Brow Beat

Why The Hour Should Be Less About History

Dominic West and Romola Garai in The Hour

Photo by Kudos Film & Television Ltd – © BBC

There’s an interesting meta-story at the center of The Hour, the British drama that returns to BBC America for its second season tonight. The news program that launched in the show’s first season is now going through a tricky phase. “The last six months have been an exercise in maintaining the direction and morale of The Hour,” says Randall Brown, the BBC’s new head of news, played with a galvanizing scowl by The Thick of It’s Peter Capaldi. Brown’s job is to buck up the team—to stop philandering anchor Hector Madden (Dominic West) from squandering his talent and to keep producer Bel Rowley (Romola Garai) from working herself to death (or, worse, to boredom and misery). Abi Morgan, creator of the BBC drama—she’s also written plays and films, including The Iron Lady and Shame—faces a similar task: to reinvigorate the show and to convince viewers (some of whom surely shared my opinion that the first series was full of fascinating characters doing very dull things) to give it another chance. (Alyssa Rosenberg has a great interview with Morgan over at DoubleX.)

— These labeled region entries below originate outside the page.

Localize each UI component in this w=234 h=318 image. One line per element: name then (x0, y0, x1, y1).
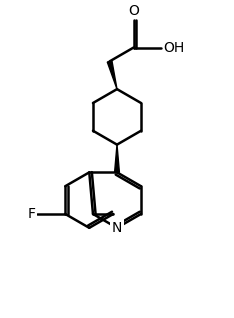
Text: O: O (128, 4, 139, 18)
Text: OH: OH (163, 40, 184, 54)
Text: N: N (112, 221, 122, 235)
Text: F: F (28, 207, 36, 221)
Polygon shape (115, 145, 119, 172)
Polygon shape (107, 61, 117, 89)
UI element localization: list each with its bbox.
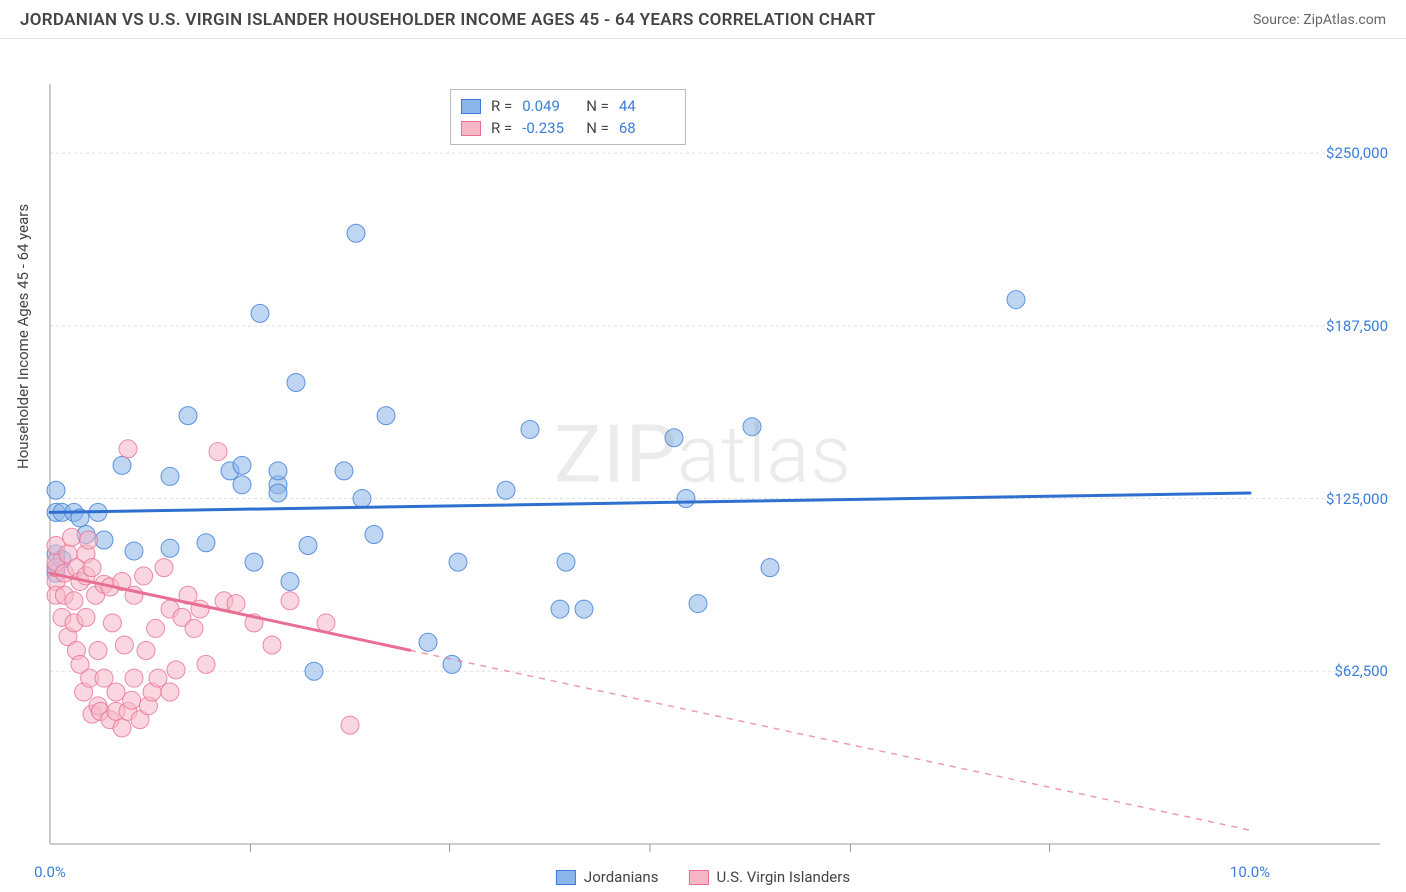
correlation-stats-box: R = 0.049 N = 44 R = -0.235 N = 68 [450,89,686,145]
n-value: 68 [619,119,673,137]
y-tick-label: $62,500 [1334,662,1388,680]
y-tick-label: $125,000 [1326,490,1388,508]
legend-label: Jordanians [584,868,659,886]
chart-area: Householder Income Ages 45 - 64 years ZI… [0,39,1406,889]
y-axis-label: Householder Income Ages 45 - 64 years [14,204,32,469]
r-value: -0.235 [522,119,576,137]
chart-header: JORDANIAN VS U.S. VIRGIN ISLANDER HOUSEH… [0,0,1406,39]
chart-title: JORDANIAN VS U.S. VIRGIN ISLANDER HOUSEH… [20,10,876,30]
stats-row: R = -0.235 N = 68 [461,117,673,139]
series-swatch-icon [461,99,481,114]
stats-row: R = 0.049 N = 44 [461,95,673,117]
legend-item: Jordanians [556,868,659,886]
legend-item: U.S. Virgin Islanders [688,868,850,886]
legend-swatch-icon [688,870,708,885]
y-tick-label: $187,500 [1326,317,1388,335]
chart-legend: Jordanians U.S. Virgin Islanders [556,868,850,886]
scatter-plot-svg [0,39,1406,889]
legend-swatch-icon [556,870,576,885]
chart-source: Source: ZipAtlas.com [1253,12,1386,28]
x-tick-label: 0.0% [34,863,66,881]
y-tick-label: $250,000 [1326,144,1388,162]
x-tick-label: 10.0% [1230,863,1270,881]
legend-label: U.S. Virgin Islanders [716,868,850,886]
n-value: 44 [619,97,673,115]
r-value: 0.049 [522,97,576,115]
series-swatch-icon [461,121,481,136]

Morgan succeeds, for the most part, by dialing down the crazy conspiracies that dragged Season 1 into the weeds. The show-within-the-show again tackles big social and cultural themes—why else set the show in 1957—but this time around Morgan seems to realize that what we are really interested in is the cast of characters: Bel, Hector, and quixotic newsman Freddie Lyon (Ben Whishaw), who has developed a new maturity and self-confidence after a stop in the New World.

Even so, the historical plot points too often take center stage, and it takes a writer with more subtlety than Morgan to make them seem fresh. I’ve seen just two episodes of Season 2, but suspect I could predict with roughly 85-percent accuracy what will happen in the plots involving Soho vice and the racist response to African and Caribbean immigrants arriving in working-class London neighborhoods.

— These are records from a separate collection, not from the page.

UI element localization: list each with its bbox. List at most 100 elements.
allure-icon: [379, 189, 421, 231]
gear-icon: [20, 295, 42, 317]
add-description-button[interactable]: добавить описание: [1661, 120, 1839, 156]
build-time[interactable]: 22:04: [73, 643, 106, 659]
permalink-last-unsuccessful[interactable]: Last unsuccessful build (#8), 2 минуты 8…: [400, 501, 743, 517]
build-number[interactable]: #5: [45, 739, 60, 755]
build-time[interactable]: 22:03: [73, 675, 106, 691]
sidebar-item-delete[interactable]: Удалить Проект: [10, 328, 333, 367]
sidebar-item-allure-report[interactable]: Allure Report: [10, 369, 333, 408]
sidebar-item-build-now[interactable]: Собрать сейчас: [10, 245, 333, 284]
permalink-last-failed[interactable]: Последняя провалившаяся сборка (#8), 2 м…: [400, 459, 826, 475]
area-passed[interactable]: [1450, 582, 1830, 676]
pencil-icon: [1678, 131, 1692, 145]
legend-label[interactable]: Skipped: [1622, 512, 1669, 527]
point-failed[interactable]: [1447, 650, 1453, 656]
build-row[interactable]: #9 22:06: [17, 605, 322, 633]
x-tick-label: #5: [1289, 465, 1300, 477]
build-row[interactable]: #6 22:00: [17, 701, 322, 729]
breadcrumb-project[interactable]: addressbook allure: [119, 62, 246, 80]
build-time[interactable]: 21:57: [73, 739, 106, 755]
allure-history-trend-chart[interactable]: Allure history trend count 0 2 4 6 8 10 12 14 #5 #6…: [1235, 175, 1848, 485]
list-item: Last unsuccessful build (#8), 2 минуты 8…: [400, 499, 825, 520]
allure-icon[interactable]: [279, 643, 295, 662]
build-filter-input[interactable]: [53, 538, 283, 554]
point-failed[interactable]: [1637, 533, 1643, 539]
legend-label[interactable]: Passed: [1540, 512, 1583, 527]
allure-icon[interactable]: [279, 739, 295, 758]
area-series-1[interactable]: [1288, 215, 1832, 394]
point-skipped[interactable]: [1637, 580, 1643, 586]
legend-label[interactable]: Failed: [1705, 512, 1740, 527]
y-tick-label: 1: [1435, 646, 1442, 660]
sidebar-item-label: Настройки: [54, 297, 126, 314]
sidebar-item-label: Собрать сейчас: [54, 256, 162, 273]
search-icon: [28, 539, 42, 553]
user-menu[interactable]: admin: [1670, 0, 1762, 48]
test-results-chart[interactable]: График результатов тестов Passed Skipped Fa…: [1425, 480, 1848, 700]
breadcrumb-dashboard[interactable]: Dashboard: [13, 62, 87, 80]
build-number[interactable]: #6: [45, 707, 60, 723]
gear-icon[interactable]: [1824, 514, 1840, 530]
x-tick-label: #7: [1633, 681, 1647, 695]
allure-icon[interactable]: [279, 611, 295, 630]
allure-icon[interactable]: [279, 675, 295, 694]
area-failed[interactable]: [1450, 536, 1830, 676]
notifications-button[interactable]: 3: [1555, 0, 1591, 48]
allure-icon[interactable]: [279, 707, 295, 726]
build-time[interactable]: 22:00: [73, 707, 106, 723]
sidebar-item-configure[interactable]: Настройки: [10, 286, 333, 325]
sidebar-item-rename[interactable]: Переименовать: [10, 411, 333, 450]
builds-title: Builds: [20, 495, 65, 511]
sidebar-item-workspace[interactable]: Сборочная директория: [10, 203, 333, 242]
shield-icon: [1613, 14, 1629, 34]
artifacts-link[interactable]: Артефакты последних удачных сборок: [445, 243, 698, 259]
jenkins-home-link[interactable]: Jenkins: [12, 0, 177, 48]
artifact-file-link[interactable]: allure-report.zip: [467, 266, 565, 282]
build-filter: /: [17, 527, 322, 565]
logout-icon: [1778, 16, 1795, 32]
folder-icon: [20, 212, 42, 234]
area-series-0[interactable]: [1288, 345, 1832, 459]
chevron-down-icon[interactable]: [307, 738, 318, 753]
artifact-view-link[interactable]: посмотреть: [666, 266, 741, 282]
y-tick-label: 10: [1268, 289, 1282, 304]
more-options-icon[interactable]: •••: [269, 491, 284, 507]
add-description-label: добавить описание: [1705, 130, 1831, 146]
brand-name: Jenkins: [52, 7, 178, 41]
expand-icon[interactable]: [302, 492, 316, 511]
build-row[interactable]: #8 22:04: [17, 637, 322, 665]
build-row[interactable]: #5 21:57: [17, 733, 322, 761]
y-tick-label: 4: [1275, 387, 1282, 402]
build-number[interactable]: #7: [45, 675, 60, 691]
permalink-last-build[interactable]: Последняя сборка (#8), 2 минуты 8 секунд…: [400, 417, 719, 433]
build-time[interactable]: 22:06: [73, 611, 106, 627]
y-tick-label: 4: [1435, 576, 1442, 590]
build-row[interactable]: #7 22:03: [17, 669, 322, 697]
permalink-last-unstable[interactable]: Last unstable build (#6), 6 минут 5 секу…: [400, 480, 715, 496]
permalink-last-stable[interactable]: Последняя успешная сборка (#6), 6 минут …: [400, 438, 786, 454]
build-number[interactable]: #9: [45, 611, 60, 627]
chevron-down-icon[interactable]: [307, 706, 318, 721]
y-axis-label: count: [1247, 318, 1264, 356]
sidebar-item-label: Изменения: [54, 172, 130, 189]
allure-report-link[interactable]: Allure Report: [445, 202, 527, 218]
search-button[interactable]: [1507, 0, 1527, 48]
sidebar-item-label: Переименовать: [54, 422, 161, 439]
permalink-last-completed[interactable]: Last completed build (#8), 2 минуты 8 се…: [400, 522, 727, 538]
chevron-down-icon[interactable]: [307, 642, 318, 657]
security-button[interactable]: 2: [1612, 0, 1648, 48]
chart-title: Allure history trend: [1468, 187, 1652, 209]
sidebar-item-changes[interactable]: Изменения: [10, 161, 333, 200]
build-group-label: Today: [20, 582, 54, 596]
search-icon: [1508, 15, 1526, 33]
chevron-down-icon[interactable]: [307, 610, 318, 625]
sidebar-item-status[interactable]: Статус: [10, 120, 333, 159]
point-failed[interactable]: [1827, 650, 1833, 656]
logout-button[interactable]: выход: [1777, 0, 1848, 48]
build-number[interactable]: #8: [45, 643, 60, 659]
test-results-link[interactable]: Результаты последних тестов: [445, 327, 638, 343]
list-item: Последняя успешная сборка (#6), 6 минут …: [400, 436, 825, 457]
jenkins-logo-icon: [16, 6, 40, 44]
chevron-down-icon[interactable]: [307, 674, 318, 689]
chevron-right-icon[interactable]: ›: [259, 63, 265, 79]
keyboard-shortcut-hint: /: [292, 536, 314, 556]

(The Brits seem to be running out of mid-century historical themes, perhaps because they make so many period shows. The recent Upstairs Downstairs remake also dallied among Oswald Mosley’s fascist thugs, and it’s surely just a matter of time before one of the residents of Downton Abbey dons a brown shirt. Meanwhile, BBC America’s underappreciated Whitechapel took on Soho prostitution and porn.)

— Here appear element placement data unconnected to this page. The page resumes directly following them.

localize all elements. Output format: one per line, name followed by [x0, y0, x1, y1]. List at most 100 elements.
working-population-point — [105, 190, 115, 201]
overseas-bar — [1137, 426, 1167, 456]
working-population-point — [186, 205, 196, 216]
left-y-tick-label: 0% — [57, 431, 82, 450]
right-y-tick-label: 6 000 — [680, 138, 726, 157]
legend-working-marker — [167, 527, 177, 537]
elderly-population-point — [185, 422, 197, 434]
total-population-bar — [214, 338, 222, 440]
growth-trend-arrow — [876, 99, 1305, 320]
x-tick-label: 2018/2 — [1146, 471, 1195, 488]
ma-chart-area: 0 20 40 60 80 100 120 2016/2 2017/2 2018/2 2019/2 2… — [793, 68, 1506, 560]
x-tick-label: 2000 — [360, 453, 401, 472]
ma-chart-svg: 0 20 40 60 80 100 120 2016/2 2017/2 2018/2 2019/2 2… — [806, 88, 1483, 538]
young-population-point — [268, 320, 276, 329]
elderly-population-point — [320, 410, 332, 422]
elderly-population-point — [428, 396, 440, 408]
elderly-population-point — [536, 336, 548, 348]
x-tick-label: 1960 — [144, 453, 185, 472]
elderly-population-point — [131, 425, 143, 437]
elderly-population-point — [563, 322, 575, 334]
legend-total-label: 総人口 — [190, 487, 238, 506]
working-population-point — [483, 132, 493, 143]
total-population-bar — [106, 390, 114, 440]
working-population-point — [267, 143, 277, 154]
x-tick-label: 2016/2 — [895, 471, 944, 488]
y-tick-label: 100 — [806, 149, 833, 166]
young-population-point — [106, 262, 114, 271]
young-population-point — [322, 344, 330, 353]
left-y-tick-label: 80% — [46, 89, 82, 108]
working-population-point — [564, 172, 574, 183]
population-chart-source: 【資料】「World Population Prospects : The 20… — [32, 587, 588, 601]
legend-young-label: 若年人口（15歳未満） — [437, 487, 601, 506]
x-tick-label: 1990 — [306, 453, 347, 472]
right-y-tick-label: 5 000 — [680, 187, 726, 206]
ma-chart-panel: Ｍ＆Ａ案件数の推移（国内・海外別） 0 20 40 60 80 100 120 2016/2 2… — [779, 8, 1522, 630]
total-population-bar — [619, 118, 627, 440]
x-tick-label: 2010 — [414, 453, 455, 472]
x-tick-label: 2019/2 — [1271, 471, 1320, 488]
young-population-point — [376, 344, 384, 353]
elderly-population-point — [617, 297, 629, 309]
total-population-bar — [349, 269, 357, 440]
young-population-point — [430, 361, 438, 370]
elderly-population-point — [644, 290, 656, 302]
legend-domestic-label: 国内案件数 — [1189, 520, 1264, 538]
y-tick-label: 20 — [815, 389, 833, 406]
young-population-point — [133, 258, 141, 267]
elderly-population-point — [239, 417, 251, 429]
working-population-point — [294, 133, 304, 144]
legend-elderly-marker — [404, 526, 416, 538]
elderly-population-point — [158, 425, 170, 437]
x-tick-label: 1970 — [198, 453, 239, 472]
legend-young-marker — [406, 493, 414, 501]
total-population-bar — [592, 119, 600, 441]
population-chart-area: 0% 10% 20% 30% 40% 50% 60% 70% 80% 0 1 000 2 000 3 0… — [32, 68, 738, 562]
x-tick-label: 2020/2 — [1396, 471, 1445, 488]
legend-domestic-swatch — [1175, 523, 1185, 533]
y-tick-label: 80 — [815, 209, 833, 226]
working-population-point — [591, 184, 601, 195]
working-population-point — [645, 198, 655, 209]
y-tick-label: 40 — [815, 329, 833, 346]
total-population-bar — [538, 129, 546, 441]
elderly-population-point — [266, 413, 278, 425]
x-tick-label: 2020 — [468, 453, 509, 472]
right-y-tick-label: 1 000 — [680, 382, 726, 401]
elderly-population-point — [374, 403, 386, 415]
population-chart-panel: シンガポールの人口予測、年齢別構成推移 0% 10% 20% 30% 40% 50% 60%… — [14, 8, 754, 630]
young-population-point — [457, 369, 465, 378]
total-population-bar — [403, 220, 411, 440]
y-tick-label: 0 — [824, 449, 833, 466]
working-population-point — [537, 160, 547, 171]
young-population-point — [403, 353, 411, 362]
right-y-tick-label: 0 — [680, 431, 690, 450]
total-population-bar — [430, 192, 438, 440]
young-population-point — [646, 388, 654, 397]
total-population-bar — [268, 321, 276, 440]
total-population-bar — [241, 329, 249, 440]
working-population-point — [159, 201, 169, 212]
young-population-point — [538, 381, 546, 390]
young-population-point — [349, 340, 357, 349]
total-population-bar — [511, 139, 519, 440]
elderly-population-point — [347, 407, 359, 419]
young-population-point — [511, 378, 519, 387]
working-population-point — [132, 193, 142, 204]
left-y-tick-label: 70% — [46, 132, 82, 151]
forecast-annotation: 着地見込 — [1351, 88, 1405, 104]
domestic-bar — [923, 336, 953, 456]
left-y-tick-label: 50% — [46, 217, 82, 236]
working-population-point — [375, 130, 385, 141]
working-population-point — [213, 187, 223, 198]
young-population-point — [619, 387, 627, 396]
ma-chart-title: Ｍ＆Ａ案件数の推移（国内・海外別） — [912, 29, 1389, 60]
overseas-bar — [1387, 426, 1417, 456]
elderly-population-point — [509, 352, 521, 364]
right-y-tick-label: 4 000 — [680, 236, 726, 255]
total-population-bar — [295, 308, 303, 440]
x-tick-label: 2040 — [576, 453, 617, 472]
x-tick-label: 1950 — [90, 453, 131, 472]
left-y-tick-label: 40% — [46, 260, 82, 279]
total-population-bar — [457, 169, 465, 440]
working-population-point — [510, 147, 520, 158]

The characters do play beautifully together, though, and the simmering sexuality that Brits do so well is ridiculously hot—pretty much every character fancies someone they shouldn’t or has had a torrid affair at some point in the recent past. The Hour does a wonderful job of showing that even before HR departments started conducting training courses about sexual harassment, everyone knew that interoffice romances were a bad idea.

And with the addition of Peter Capaldi, there’s now no doubt that the backstage drama is infinitely more interesting than anything else in the show. Anyone who thought Capaldi was defined by Malcolm Tucker’s shouting in The Thick of It will be surprised by his quiet, reflective portrayal of Randall Brown. Whereas Tucker motivated his political shock troops by bullying and foul-mouthed intimidation, Brown uses artfully deployed silences to get the best from the news staff.

As it happens, the BBC is going through its own serious travails at the moment. Budget cuts have sapped employee morale, the Jimmy Savile story was broken on a rival network, a factual error on a news show led to the director-general’s resignation—and these tribulations all echo story lines from The Hour. Television production itself has all the ingredients for fascinating stories, and The Hour needn’t rely on world-political events to provide drama. If only the show’s producers had more faith in their characters—and in the idea that viewers will be entertained and challenged by watching them struggle to do a good job of holding people out there in the “real world” accountable for their actions.